Alternatively contacting can be performed under continuous
conditions using a fixed bed, moving bed, simulated moving bed or
magnetically stabilized fluidized bed and employing either upflow
or downflow continuous oil circulation; preferably the mode of
operation should be downflow. The bed is static in the upflow mode,
with a contact time of about 10 minutes to about 30 minutes.
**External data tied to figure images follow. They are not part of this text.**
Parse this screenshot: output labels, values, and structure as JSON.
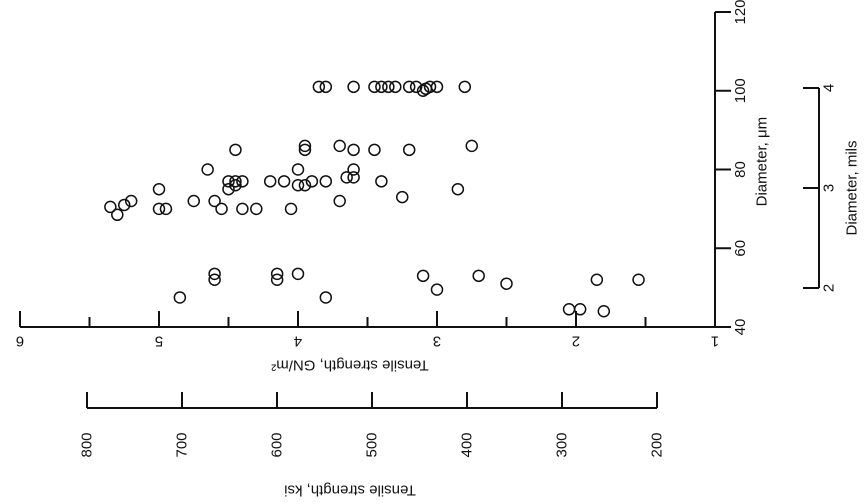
{
  "chart_data": {
    "type": "scatter",
    "orientation": "rotated",
    "axes": {
      "strength_gn": {
        "label": "Tensile strength, GN/m²",
        "range": [
          1,
          6
        ],
        "ticks": [
          "1",
          "2",
          "3",
          "4",
          "5",
          "6"
        ],
        "minor_ticks": [
          1.5,
          2.5,
          3.5,
          4.5,
          5.5
        ]
      },
      "strength_ksi": {
        "label": "Tensile strength, ksi",
        "ticks": [
          "800",
          "700",
          "600",
          "500",
          "400",
          "300",
          "200"
        ]
      },
      "diameter_um": {
        "label": "Diameter, μm",
        "range": [
          40,
          120
        ],
        "ticks": [
          "40",
          "60",
          "80",
          "100",
          "120"
        ]
      },
      "diameter_mils": {
        "label": "Diameter, mils",
        "ticks": [
          "2",
          "3",
          "4"
        ]
      }
    },
    "grid": false,
    "legend": "none",
    "points": [
      {
        "x": 101,
        "y": 3.85
      },
      {
        "x": 101,
        "y": 3.8
      },
      {
        "x": 101,
        "y": 3.6
      },
      {
        "x": 101,
        "y": 3.45
      },
      {
        "x": 101,
        "y": 3.4
      },
      {
        "x": 101,
        "y": 3.35
      },
      {
        "x": 101,
        "y": 3.3
      },
      {
        "x": 101,
        "y": 3.2
      },
      {
        "x": 101,
        "y": 3.15
      },
      {
        "x": 101,
        "y": 3.05
      },
      {
        "x": 101,
        "y": 3.0
      },
      {
        "x": 101,
        "y": 2.8
      },
      {
        "x": 100,
        "y": 3.1
      },
      {
        "x": 100.5,
        "y": 3.08
      },
      {
        "x": 86,
        "y": 3.95
      },
      {
        "x": 86,
        "y": 3.7
      },
      {
        "x": 86,
        "y": 2.75
      },
      {
        "x": 85,
        "y": 4.45
      },
      {
        "x": 85,
        "y": 3.95
      },
      {
        "x": 85,
        "y": 3.6
      },
      {
        "x": 85,
        "y": 3.45
      },
      {
        "x": 85,
        "y": 3.2
      },
      {
        "x": 80,
        "y": 4.65
      },
      {
        "x": 80,
        "y": 4.0
      },
      {
        "x": 80,
        "y": 3.6
      },
      {
        "x": 78,
        "y": 3.6
      },
      {
        "x": 78,
        "y": 3.65
      },
      {
        "x": 77,
        "y": 3.4
      },
      {
        "x": 77,
        "y": 4.5
      },
      {
        "x": 77,
        "y": 4.45
      },
      {
        "x": 77,
        "y": 4.4
      },
      {
        "x": 77,
        "y": 4.2
      },
      {
        "x": 77,
        "y": 4.1
      },
      {
        "x": 77,
        "y": 3.9
      },
      {
        "x": 77,
        "y": 3.8
      },
      {
        "x": 76,
        "y": 4.45
      },
      {
        "x": 76,
        "y": 4.0
      },
      {
        "x": 76,
        "y": 3.95
      },
      {
        "x": 75,
        "y": 5.0
      },
      {
        "x": 75,
        "y": 4.5
      },
      {
        "x": 75,
        "y": 2.85
      },
      {
        "x": 73,
        "y": 3.25
      },
      {
        "x": 72,
        "y": 5.2
      },
      {
        "x": 72,
        "y": 4.75
      },
      {
        "x": 72,
        "y": 4.6
      },
      {
        "x": 72,
        "y": 3.7
      },
      {
        "x": 71,
        "y": 5.25
      },
      {
        "x": 70.5,
        "y": 5.35
      },
      {
        "x": 70,
        "y": 5.0
      },
      {
        "x": 70,
        "y": 4.95
      },
      {
        "x": 70,
        "y": 4.55
      },
      {
        "x": 70,
        "y": 4.4
      },
      {
        "x": 70,
        "y": 4.3
      },
      {
        "x": 70,
        "y": 4.05
      },
      {
        "x": 68.5,
        "y": 5.3
      },
      {
        "x": 53.5,
        "y": 4.6
      },
      {
        "x": 53.5,
        "y": 4.15
      },
      {
        "x": 53.5,
        "y": 4.0
      },
      {
        "x": 53,
        "y": 3.1
      },
      {
        "x": 53,
        "y": 2.7
      },
      {
        "x": 52,
        "y": 4.6
      },
      {
        "x": 52,
        "y": 4.15
      },
      {
        "x": 52,
        "y": 1.85
      },
      {
        "x": 52,
        "y": 1.55
      },
      {
        "x": 51,
        "y": 2.5
      },
      {
        "x": 49.5,
        "y": 3.0
      },
      {
        "x": 47.5,
        "y": 4.85
      },
      {
        "x": 47.5,
        "y": 3.8
      },
      {
        "x": 44.5,
        "y": 2.05
      },
      {
        "x": 44.5,
        "y": 1.97
      },
      {
        "x": 44,
        "y": 1.8
      }
    ]
  }
}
The adsorbent is regenerated by passing a desorbent over the
adsorbent when the adsorbent has reached the limit of its capacity,
as evidenced by the effluent oil failing to achieve any one of its
target performance goals, e.g., color break through or foaming test
failure etc. The desorbent can be toluene, methanol, methylene
chloride, etc., in general any solvent which will dissolve adsorbed
oxygenate contaminants. The desorbent should have a boiling point
at least 10.degree. C. different from that of the oxygenate
contaminants to facilitate separation and desorbent recycle. The
regenerated adsorbent is then available for reuse while the
desorbent can be sent to a distillation zone for recovery and
recycle. The concentrated contaminant can be handled in accordance
with procedures appropriate to its constituents. Thus, an
integrated process is envisioned involving subjecting the oil to an
adsorbent as described herein, regenerating the adsorbent using a
desorbent solvent when it becomes saturated with contaminant,
recycling the adsorbent and recovering the desorbent for reuse.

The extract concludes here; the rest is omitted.